Friday, September 26, 2008

Search Insider: Measuring Value

Measuring Value

A FEW WEEKS AGO, I was asked to describe the single biggest mistake that search marketers continue to make. A number of common issues came to mind. Not integrating paid and natural search into a coherent program, for example, is a common misstep and a clear missed opportunity. Poor campaign organization and budgeting is another fairly common mistake with potentially severe consequences. None of these, however, have the potential to derail a search campaign and obscure opportunity more than the mistake of the improper measurement of value. When advertisers do not measure search campaign value correctly, no amount of tactical expertise can make up for this shortfall. Budgets are misallocated, keywords are optimized incorrectly, and entire segments of query opportunity are ignored or passed over because their worth is not effectively captured. Measuring value may seem obvious, but most advertisers are not doing it correctly. Here are three fundamentals for correctly assessing the impact of search marketing campaigns that every search marketer should consider:

Measure Business Results, Not Actions

The temptation for many search marketers is to measure a direct, site-side action and use that as the primary indicator of value. For e-Commerce companies that track revenue or margin, this approach works fine. But for those that are not selling products online, online actions like registrations and page views do not necessarily translate into real value. Advertisers that fall into the trap of measuring site-side actions alone are not measuring the true value of their search program as it translates into dollars for their business. To effectively measure real value, advertisers may need to tie offline data (e.g., deposits, offline sales) to search marketing investments at the keyword/match-type level. This is not always easy to do, and can require complex technical integration. In addition, this approach means that value is generally not immediately transparent. It can take weeks, months or quarters to get a read on value when meaningful business activities take place offline. But this approach is essential in effective campaign optimization and investment decisions. I would go so far as to say that tying offline data to search performance at the keyword/match-type level is the single most important tactic that search marketers can employ to fully scale their search campaigns.

Measure Brand Impact

We did a study a few years ago demonstrating that search was instrumental in establishing brand awareness and positive brand perceptions. And the marketing community yawned. Since that time, half a dozen additional studies have come out that support the same conclusion: search marketing is an effective tool for shaping consumers' brand perceptions. Yet I don't know a single search marketer who consistently factors brand impact into search marketing effectiveness. Search marketers miss an opportunity to compete effectively on high-value keywords when they ignore the brand impact factor. A comprehensive measurement strategy includes understanding which keywords are strategically important from a brand perspective, and measuring search's ability to shift consumer perceptions across those keyword sets. This can be done through survey or panel data to provide a useful secondary (or for some advertisers perhaps, primary) window into search marketing effectiveness.

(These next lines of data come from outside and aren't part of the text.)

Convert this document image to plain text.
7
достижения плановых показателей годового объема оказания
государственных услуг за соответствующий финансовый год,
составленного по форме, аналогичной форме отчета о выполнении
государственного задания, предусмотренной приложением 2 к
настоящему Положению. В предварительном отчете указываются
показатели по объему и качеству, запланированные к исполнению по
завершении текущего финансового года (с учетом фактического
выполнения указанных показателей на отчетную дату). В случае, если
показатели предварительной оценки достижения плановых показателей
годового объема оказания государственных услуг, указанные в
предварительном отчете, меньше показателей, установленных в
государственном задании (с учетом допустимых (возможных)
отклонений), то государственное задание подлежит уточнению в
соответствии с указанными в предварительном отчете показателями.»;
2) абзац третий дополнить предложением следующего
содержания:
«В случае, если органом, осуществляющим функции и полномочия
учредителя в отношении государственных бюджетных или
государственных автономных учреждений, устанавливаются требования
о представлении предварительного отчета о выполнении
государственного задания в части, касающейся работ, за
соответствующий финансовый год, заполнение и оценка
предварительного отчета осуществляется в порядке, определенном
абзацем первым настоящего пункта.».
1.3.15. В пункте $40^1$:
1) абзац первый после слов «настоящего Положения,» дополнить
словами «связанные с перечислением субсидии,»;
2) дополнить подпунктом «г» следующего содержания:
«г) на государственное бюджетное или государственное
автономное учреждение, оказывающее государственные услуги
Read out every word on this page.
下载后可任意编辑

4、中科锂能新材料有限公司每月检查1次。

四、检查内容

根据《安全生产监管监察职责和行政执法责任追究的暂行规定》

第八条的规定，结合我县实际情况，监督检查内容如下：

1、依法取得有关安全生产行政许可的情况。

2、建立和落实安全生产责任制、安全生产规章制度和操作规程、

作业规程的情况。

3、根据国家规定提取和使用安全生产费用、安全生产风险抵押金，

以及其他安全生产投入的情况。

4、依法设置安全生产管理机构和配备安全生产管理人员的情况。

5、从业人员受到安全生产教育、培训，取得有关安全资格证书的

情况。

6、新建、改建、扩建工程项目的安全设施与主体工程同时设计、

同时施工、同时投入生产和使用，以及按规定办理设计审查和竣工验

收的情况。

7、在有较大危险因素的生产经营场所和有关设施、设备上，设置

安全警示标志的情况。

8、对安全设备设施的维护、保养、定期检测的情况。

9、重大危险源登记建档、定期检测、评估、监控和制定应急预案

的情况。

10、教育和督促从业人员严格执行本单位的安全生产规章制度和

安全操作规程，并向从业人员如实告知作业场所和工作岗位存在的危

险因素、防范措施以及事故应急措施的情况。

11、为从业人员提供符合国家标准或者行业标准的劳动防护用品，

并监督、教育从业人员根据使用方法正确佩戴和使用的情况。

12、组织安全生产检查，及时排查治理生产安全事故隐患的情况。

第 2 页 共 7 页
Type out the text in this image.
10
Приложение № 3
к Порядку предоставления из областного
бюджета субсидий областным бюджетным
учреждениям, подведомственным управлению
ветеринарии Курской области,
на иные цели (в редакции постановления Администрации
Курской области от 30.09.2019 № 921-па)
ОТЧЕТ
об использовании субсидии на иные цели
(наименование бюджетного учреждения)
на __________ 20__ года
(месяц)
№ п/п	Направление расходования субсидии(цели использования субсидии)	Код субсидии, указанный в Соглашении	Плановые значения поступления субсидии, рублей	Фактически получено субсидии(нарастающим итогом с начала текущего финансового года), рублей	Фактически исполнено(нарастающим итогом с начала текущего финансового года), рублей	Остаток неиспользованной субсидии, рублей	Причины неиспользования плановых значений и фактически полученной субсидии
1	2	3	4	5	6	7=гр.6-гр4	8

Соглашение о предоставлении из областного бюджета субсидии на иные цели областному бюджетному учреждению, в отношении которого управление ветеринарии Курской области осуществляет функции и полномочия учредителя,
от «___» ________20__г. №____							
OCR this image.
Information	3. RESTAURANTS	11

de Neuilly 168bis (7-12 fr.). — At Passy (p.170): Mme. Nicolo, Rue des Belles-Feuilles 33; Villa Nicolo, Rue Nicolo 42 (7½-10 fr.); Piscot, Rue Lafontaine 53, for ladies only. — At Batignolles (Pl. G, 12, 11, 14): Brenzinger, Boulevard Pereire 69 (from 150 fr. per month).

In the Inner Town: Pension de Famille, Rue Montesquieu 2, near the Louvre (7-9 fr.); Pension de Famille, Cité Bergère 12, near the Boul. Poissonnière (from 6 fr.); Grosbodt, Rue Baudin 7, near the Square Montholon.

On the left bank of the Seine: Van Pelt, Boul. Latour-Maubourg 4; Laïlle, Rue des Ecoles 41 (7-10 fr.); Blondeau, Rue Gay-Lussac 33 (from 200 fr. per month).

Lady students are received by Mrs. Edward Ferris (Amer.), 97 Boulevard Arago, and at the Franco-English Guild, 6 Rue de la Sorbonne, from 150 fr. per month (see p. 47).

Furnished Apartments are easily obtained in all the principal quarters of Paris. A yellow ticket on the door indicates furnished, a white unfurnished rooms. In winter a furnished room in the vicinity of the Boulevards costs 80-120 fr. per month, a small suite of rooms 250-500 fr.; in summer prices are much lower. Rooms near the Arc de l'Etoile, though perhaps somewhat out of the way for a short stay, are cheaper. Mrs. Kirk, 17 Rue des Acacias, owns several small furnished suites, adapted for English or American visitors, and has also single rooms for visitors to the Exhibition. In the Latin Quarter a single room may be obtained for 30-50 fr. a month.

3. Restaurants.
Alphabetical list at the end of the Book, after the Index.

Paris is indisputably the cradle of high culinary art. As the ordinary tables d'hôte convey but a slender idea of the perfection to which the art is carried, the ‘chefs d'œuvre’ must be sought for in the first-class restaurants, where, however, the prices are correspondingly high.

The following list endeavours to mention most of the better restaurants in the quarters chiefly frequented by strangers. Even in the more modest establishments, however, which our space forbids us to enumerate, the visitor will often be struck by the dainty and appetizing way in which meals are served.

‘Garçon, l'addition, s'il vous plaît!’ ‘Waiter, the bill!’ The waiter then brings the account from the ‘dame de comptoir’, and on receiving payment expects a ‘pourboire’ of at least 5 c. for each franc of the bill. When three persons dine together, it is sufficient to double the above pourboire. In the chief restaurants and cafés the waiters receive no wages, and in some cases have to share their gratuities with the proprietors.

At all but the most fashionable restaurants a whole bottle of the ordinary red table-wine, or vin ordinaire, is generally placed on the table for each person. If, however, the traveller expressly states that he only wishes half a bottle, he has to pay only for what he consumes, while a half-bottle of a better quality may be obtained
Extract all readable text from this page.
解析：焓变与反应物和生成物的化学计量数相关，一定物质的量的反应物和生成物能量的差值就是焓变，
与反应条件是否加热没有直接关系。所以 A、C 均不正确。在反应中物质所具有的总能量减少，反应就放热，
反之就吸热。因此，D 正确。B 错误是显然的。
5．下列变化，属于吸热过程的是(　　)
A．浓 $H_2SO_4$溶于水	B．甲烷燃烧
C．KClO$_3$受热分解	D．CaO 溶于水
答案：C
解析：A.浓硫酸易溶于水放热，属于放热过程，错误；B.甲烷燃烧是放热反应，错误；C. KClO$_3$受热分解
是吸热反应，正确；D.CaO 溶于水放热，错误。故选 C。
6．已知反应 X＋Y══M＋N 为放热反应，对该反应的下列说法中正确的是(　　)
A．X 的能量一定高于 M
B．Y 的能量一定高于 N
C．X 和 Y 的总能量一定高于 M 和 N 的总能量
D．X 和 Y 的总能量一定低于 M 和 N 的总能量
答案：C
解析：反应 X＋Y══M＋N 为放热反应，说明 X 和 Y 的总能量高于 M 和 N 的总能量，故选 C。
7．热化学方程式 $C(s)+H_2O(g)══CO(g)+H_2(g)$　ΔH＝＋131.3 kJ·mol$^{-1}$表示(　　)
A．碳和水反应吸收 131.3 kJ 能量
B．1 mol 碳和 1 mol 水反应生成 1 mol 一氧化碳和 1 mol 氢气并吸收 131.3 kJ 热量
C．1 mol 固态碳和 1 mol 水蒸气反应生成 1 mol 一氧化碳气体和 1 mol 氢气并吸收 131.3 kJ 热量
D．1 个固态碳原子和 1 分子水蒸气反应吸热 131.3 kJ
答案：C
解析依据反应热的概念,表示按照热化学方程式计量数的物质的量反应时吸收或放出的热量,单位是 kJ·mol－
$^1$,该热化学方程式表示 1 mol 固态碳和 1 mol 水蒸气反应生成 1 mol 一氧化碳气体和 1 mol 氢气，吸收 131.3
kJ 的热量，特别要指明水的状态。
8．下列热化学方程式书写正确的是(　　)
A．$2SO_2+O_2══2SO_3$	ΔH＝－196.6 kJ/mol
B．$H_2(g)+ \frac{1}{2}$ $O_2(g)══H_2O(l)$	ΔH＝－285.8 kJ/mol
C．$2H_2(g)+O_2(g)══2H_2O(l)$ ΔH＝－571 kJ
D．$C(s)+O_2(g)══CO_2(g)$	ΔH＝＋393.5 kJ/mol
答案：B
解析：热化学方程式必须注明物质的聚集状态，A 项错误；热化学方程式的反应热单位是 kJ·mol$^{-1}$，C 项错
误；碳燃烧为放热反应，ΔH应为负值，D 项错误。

Measure Customer Service Gains

Consumers turn to search today for a variety of basic customer service needs. The most obvious of these include accessing store hour information, phone numbers and locations through the search experience--often without the need for a post-search click. Accessing this information through Search, as opposed to taxing a call center or in-store sales staff, provides meaningful cost savings. Search marketers should factor in the cost savings derived from reduced call-center burden and customer service responses in conducting ROI analyses of local search and feed management programs. Especially with tactics like local search that are difficult to tie back to direct sales, the customer service cost savings may be all the ROI justification that a search marketer needs.

Again, while seemingly simple, the accurate measurement of search marketing success is a complex endeavor that requires the right technology and expertise to capture and interpret results. But advertisers who make the investment to go beyond the measurement basics and measure the real value of search marketing efforts will have a major advantage over their competitors for one simple reason: they will actually know what works.

Matt Greitzer is vice president and global discipline lead of search marketing at Avenue A | Razorfish.